As Pavel points out, :: operator appends a single element to the front of a list (see the add function above, which demonstrates that). You could write what you wanted using # which concatenates lists, or using Array.concat (which concatenates a sequence of arrays).
An implementation using higher-order functions and arrays is also possible - the best version I can come up with would look like this:
let add (a1:_[]) (a2:_[]) =
// Add parts where both arrays have elements
let l = min a1.Length a2.Length
let both = Array.map2 (+) a1.[0 .. l-1] a2.[0 .. l-1]
// Take the rest of the longer array
let rest =
if a1.Length > a2.Length
then a1.[l .. a1.Length - 1]
else a2.[l .. a2.Length - 1]
// Concatenate them
Array.concat [ both; rest ]
add [| 6; 5; 3 |] [| 7 |]
This uses slices (e.g. a.[0 .. l]) which give you a part of an array - you can use these to take the parts where both arrays have elements and the remaining part of the longer array.
I think you're misunderstanding what operator :: does. It's not used to concatenate two lists. It's used to prepend a single element to the list. Consequently, it's type is:
'a -> 'a list -> 'a list
In your case, you're giving ret as a first argument, and ret is itself a float list. Consequently, it expects the second argument to be of type float list list - hence why you need to add an extra [] to the second argument to make it to compile - and that will also be the result type of your operator +, which is probably not what you want.
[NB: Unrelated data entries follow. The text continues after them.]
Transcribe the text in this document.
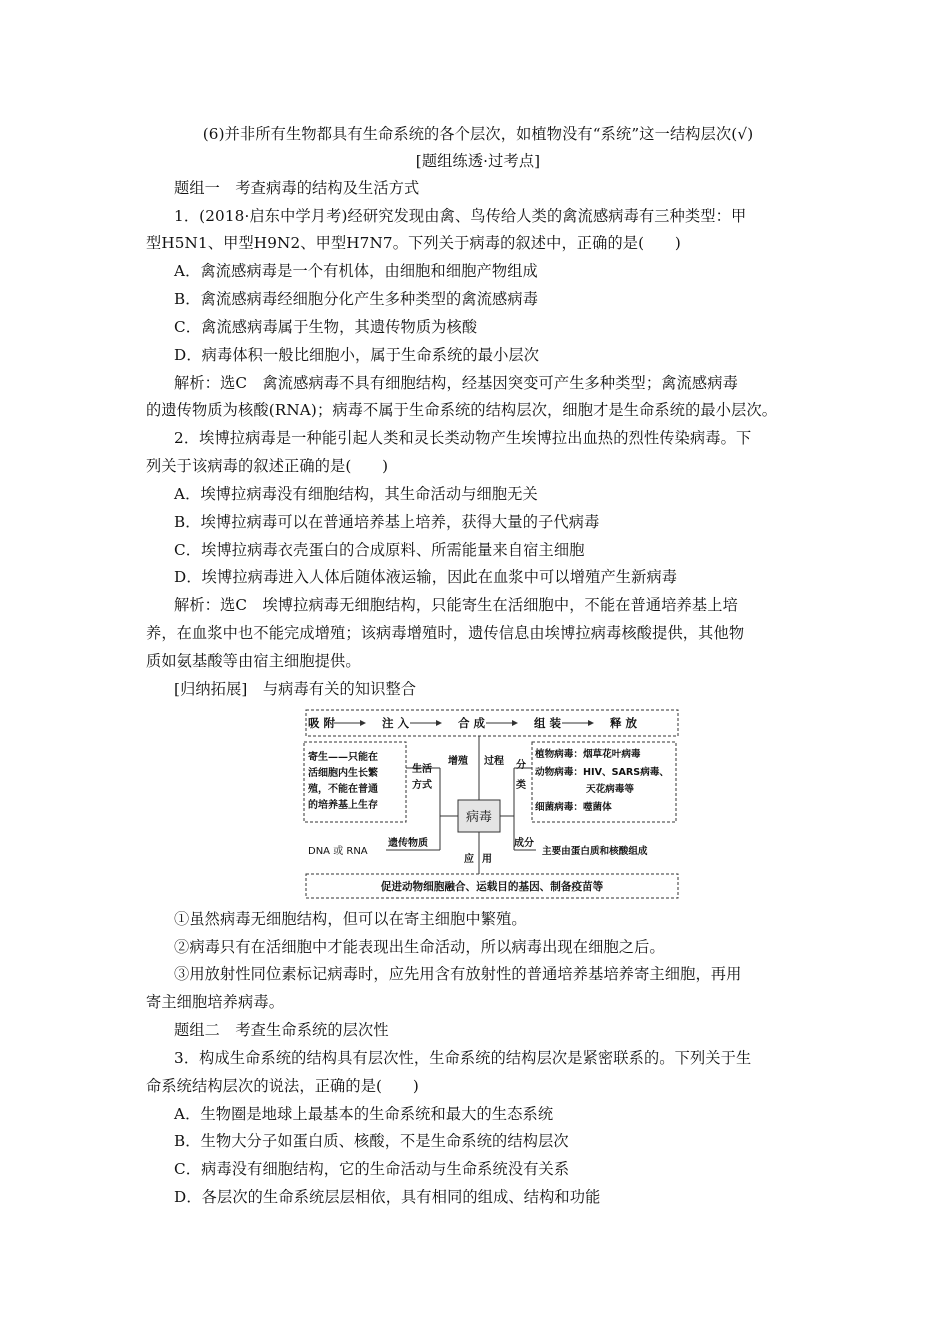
(6)并非所有生物都具有生命系统的各个层次，如植物没有“系统”这一结构层次(√)
[题组练透·过考点]
题组一　考查病毒的结构及生活方式
1．(2018·启东中学月考)经研究发现由禽、鸟传给人类的禽流感病毒有三种类型：甲
型H5N1、甲型H9N2、甲型H7N7。下列关于病毒的叙述中，正确的是(　　)
A．禽流感病毒是一个有机体，由细胞和细胞产物组成
B．禽流感病毒经细胞分化产生多种类型的禽流感病毒
C．禽流感病毒属于生物，其遗传物质为核酸
D．病毒体积一般比细胞小，属于生命系统的最小层次
解析：选C　禽流感病毒不具有细胞结构，经基因突变可产生多种类型；禽流感病毒
的遗传物质为核酸(RNA)；病毒不属于生命系统的结构层次，细胞才是生命系统的最小层次。
2．埃博拉病毒是一种能引起人类和灵长类动物产生埃博拉出血热的烈性传染病毒。下
列关于该病毒的叙述正确的是(　　)
A．埃博拉病毒没有细胞结构，其生命活动与细胞无关
B．埃博拉病毒可以在普通培养基上培养，获得大量的子代病毒
C．埃博拉病毒衣壳蛋白的合成原料、所需能量来自宿主细胞
D．埃博拉病毒进入人体后随体液运输，因此在血浆中可以增殖产生新病毒
解析：选C　埃博拉病毒无细胞结构，只能寄生在活细胞中，不能在普通培养基上培
养，在血浆中也不能完成增殖；该病毒增殖时，遗传信息由埃博拉病毒核酸提供，其他物
质如氨基酸等由宿主细胞提供。
[归纳拓展]　与病毒有关的知识整合
吸 附	注 入	合 成	组 装	释 放
增殖 过程
生活
方式
分
类
寄生——只能在
活细胞内生长繁
殖，不能在普通
的培养基上生存
植物病毒：烟草花叶病毒
动物病毒：HIV、SARS病毒、
天花病毒等
细菌病毒：噬菌体
遗传物质
DNA 或 RNA
成分
主要由蛋白质和核酸组成
应 用
促进动物细胞融合、运载目的基因、制备疫苗等
病毒
①虽然病毒无细胞结构，但可以在寄主细胞中繁殖。
②病毒只有在活细胞中才能表现出生命活动，所以病毒出现在细胞之后。
③用放射性同位素标记病毒时，应先用含有放射性的普通培养基培养寄主细胞，再用
寄主细胞培养病毒。
题组二　考查生命系统的层次性
3．构成生命系统的结构具有层次性，生命系统的结构层次是紧密联系的。下列关于生
命系统结构层次的说法，正确的是(　　)
A．生物圈是地球上最基本的生命系统和最大的生态系统
B．生物大分子如蛋白质、核酸，不是生命系统的结构层次
C．病毒没有细胞结构，它的生命活动与生命系统没有关系
D．各层次的生命系统层层相依，具有相同的组成、结构和功能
You can use List.concat to concatenate two (or more) lists, but that is inefficient. In your example, I don't see the point of using lists at all - all this converting back & forth is going to be costly. For arrays, you can use Array.append, which is better.
By the way, it's not clear what is the purpose of mapi in your code at all. It's exactly the same as map, except for the index argument, but you're not using it, and your mapping is the identity function, so it's effectively a no-op. What's it about?